Looks like 2012 is shaping to be the MOTHER of POLITIQUERÍA (loosely translated: political shenanigans) on the island colony of Puerto Rico, as politicians begin to hedge their bets and in some cases, employ a classic cover your culo mentality. Today, Senate President Thomas Rivera Schatz, a member of the island’s pro-statehood New Progressive Party (PNP), has backed off from pushing a different election date for the island’s plebiscite status vote and has washed his hands from claiming any accountability in ensuring the statehood party’s success in the vote.

According to Rivera Schatz, that responsibility will now rest 100% on the leader of the PNP, Puerto Rico’s Republican Governor Luis Fortuño. With a plebiscite vote set to occur on the same day as Puerto Ricans choose for their next governor (Fortuño is the incumbent), the embattled and unpopular governor is taking a huge political gamble that will either produce a historic windfall or a dismal catastrophic miscalculation. But maybe this play by Fortuño, tying the plebiscite vote to the island’s general election in November, is all he has left, given that the majority of Puerto Ricans would agree the Fortuño administration has done very little to solve the island’s economic crisis.

Here is what Caribbean Business reported today: 

Senate President Thomas Rivera Schatz has dropped his plan to amend plebiscite legislation to avoid holding a status vote on Election Day next November, but said Gov. Luis Fortuño will be accountable for the results.

Rivera Schatz opposes having a status vote on Election Day, contending the general vote and the status plebiscite are too important to be held together. Other New Progressive Party leaders have said having the status vote on Election Day could make it the target of a “punishment vote” by voters disgruntled with Fortuño.

“The leader of the NPP is Luis Fortuño and he is assuming all of the responsibility,” Rivera Schatz said.

The status calls for the first part of a two-step plebiscite to be held on Aug. 12, 2012. If a second status vote is required, it will take place on the same day as the general election in November 2012.

The first referendum will ask voters whether they want to maintain the current commonwealth status under the territorial clause of the U.S. Constitution or whether they prefer a nonterritorial option.

If more voters check that nonterritorial option, a second vote would be held giving people three status options: statehood, independence or free association.

In the meantime, even though there is clear indication that the plebiscite status vote will indeed occur next year, there are still questions about what the final language of the vote will be. As the article continues:

A vote on the bill enabling the status plebiscite is slated to be held in the Senate on Tuesday, according to NPP officials.
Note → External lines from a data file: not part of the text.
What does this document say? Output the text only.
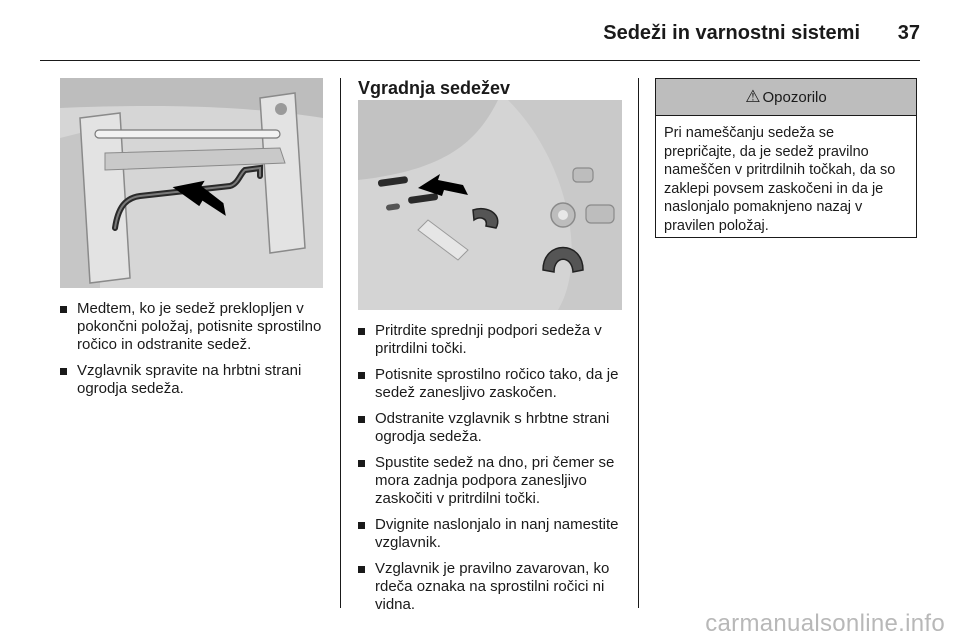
Sedeži in varnostni sistemi	37
Medtem, ko je sedež preklopljen v pokončni položaj, potisnite sprostilno ročico in odstranite sedež.
Vzglavnik spravite na hrbtni strani ogrodja sedeža.
Vgradnja sedežev
Pritrdite sprednji podpori sedeža v pritrdilni točki.
Potisnite sprostilno ročico tako, da je sedež zanesljivo zaskočen.
Odstranite vzglavnik s hrbtne strani ogrodja sedeža.
Spustite sedež na dno, pri čemer se mora zadnja podpora zanesljivo zaskočiti v pritrdilni točki.
Dvignite naslonjalo in nanj namestite vzglavnik.
Vzglavnik je pravilno zavarovan, ko rdeča oznaka na sprostilni ročici ni vidna.
⚠ Opozorilo
Pri nameščanju sedeža se prepričajte, da je sedež pravilno nameščen v pritrdilnih točkah, da so zaklepi povsem zaskočeni in da je naslonjalo pomaknjeno nazaj v pravilen položaj.
carmanualsonline.info
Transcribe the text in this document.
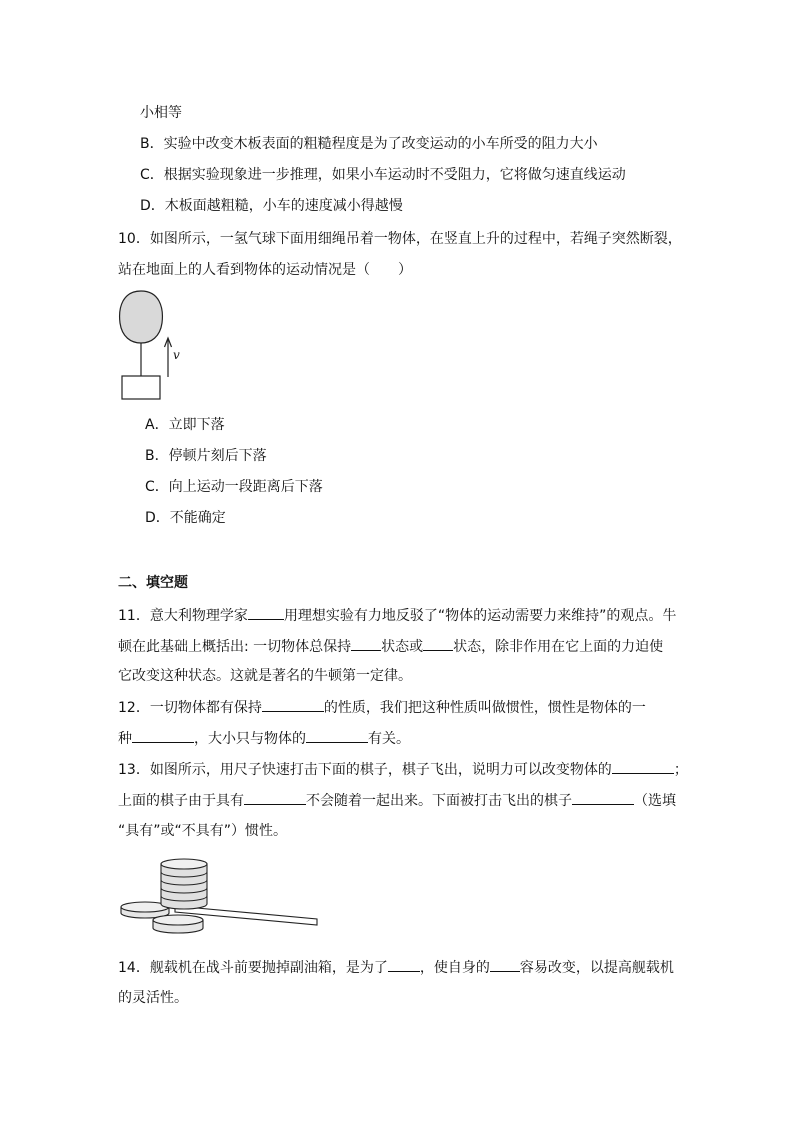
小相等
B．实验中改变木板表面的粗糙程度是为了改变运动的小车所受的阻力大小
C．根据实验现象进一步推理，如果小车运动时不受阻力，它将做匀速直线运动
D．木板面越粗糙，小车的速度减小得越慢
10．如图所示，一氢气球下面用细绳吊着一物体，在竖直上升的过程中，若绳子突然断裂，
站在地面上的人看到物体的运动情况是（　　）
v
A．立即下落
B．停顿片刻后下落
C．向上运动一段距离后下落
D．不能确定
二、填空题
11．意大利物理学家	用理想实验有力地反驳了“物体的运动需要力来维持”的观点。牛
顿在此基础上概括出: 一切物体总保持 状态或 状态，除非作用在它上面的力迫使
它改变这种状态。这就是著名的牛顿第一定律。
12．一切物体都有保持	的性质，我们把这种性质叫做惯性，惯性是物体的一
种	，大小只与物体的	有关。
13．如图所示，用尺子快速打击下面的棋子，棋子飞出，说明力可以改变物体的	；
上面的棋子由于具有	不会随着一起出来。下面被打击飞出的棋子	（选填
“具有”或“不具有”）惯性。
14．舰载机在战斗前要抛掉副油箱，是为了 ，使自身的 容易改变，以提高舰载机
的灵活性。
The legislation is not expected to see significant changes, but officials are considering removing any reference to the commonwealth as a colonial status from the bill. During a Senate hearing Monday, Popular Democratic Party Sen. Antonio Fas Alzamora, a former Senate president, opposed having the second of the two-tier vote on Election Day and called for the elimination of the word “colony” from the bill.

He suggested that the first vote should give voters the option of a territorial status that falls under the U.S. territorial clause or a permanent non-territorial status.

He then proposed his own definition of commonwealth status for the second vote. Fas Alzamora proposed a pact of association, which he said is different from free-association.

“Puerto Rico and the United States agree to replace the Federal Relations Law for an associated pact that is not subject to the territorial clause with permanent citizenship” in which the United States and Puerto Rico will decide “which powers will the United States keep and which powers will be delegated to Puerto Rico.”

Resident Commissioner Pedro Pierluisi said the two votes should be held on Election Day. “Our people should be allowed to decide if they want the current status and express their status preference,” he said.

He insisted that the plebiscite has to be held no later than 2012. On the other hand, he also said the first of the two votes, which asks voters if they want to change the current political status, is the most important of the two votes because it could force Congress to act.

While he did not expect commonwealth supporters to abstain from the vote, doing so could cause Congress not to take the plebiscite results seriously. In that regard, he opposed the inclusion of the world “colony” in the legislation.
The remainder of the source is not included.